On suggère l’infini mais aussi le pas encore commencé : Crises, lieux et opacités

 

Tania Lara Casaubon

 

Faire, défaire, reconstruire 

 

Disperser, rassembler, éclater 

 

Ne jamais ériger trop en hauteur car ça tombera c’est sur 

 

 

 

Larmes et rêves entremêlé.es à mon aiguille, 

 

Je me confonds au petit avion qui se dessine au fil bleu 

 

 

 

Ma peau devient aiguille, l’aiguille me devient peau 

 

Mes muscles deviennent avion 

 

Je deviens recherche 

 

 

 

L’effet moiré qui émerge du tissu transparent me force à réfléchir autrement 

 

Même si ça donne mal à la tête 

 

Une topographie magique surgit lorsque je confronte des binaires avec mes mains

Lorsque je les frotte l'un contre l’autre et qu’une étincelle en naît 

 

Un nouveau lieu où l’on peut construire 

 

Je m’acharne à garnir d’opacités ce grand mur transparent 

Brodées, projetées, dessinées, emprisonnées 

Opacités lumineuses 

Opacités qui ouvrent à l’infinité de la relation 

 

Je permets à mes organes et à mes cellules de songer à un monde aux frontières poreuses 

Aux sois collectifs, aux corps-territoires, aux milles épaisseurs et milles étendues 

Blessures et soins en alternance 

 

Je m’empresse d’en faire la carte 

Peut-être que la carte à son tour me fera 

 

À la recherche d’actions et de lieux qui résonnent avec ce désir d’un monde multiple, je développe dans le cadre de ma maîtrise la notion d’autogéographie; comme pratique, comme méthodologie de recherche et comme invitation à la rencontre, à la création de nouveaux imaginaires et à la reconnaissance de multiples formes d’être, de connaître, de faire et de ressentir.
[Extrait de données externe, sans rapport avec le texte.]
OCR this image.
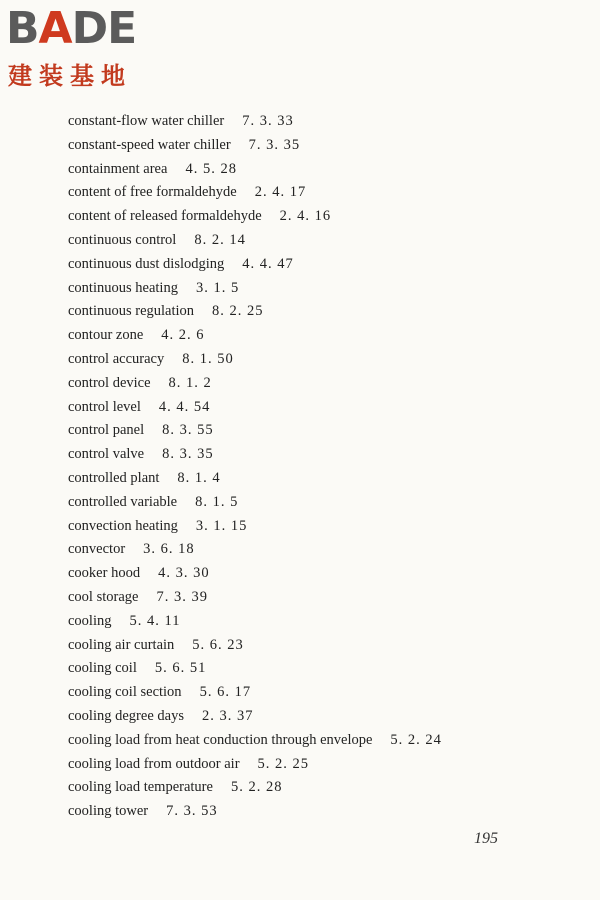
BADE
建装基地
constant-flow water chiller 7. 3. 33
constant-speed water chiller 7. 3. 35
containment area 4. 5. 28
content of free formaldehyde 2. 4. 17
content of released formaldehyde 2. 4. 16
continuous control 8. 2. 14
continuous dust dislodging 4. 4. 47
continuous heating 3. 1. 5
continuous regulation 8. 2. 25
contour zone 4. 2. 6
control accuracy 8. 1. 50
control device 8. 1. 2
control level 4. 4. 54
control panel 8. 3. 55
control valve 8. 3. 35
controlled plant 8. 1. 4
controlled variable 8. 1. 5
convection heating 3. 1. 15
convector 3. 6. 18
cooker hood 4. 3. 30
cool storage 7. 3. 39
cooling 5. 4. 11
cooling air curtain 5. 6. 23
cooling coil 5. 6. 51
cooling coil section 5. 6. 17
cooling degree days 2. 3. 37
cooling load from heat conduction through envelope 5. 2. 24
cooling load from outdoor air 5. 2. 25
cooling load temperature 5. 2. 28
cooling tower 7. 3. 53
195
L'autogéographie est proposée comme un processus absolument collectif qui naît de l'urgence d'imaginer de nouvelles façons de vivre les liens qui nous unissent à tout ce qui nous entoure et nous constitue. Empruntant un chemin contre-cartographique, l’autogéographie oblige un jeu à différentes échelles spatiales et temporelles, pour nous permettre de mieux embrasser les insaisissables complexités et épaisseurs du soi et du monde. 

 

Pour ceci, je me tourne vers des propositions qui mettent le corps, le relationnel, l’émotionnel et le sensible au centre de nos boussoles, sortant des paradigmes occidentaux, binaristes et rationalistes du monde. Adoptant une raison artisanale, je cherche à construire,  déconstruire et naviguer avec et au travers de ce qui m’est disponible ; Mes yeux et mon estomac, mes mains, mes fils et mes aiguilles, ma voix et ma mémoire. Mes principales.aux allié.es: Ma mère et ses techniques de restauration de rivières; Gloria Anzaldúa et son autohistoria-teoria comme méthodologie d’auto-connaissance et d’auto-ignorance; Les féminismes communautaires latino-américains et la notion de cuerpo-territorio, proposée à la fois comme posture politique, comme forme sentipensante d’être en relation avec le monde, de résister et de renoncer aux pratiques patriarcales et néocoloniales; Karen Barad et sa proposition éthico-onto-épistémologique (oui ça donne mal à la tête) comme plaidoyer pour la reconnaissance d’une l’intra-action qui admet la force d’échange et de transformation que contient la relation; puis Édouard Glissant, le droit à l’opacité et sa philosophie de la Relation, comme formes d’embrasser et de célébrer le divers, comme invitation à la créativité et à l’écriture, à l’imaginaire, à la résistance et à la rencontre.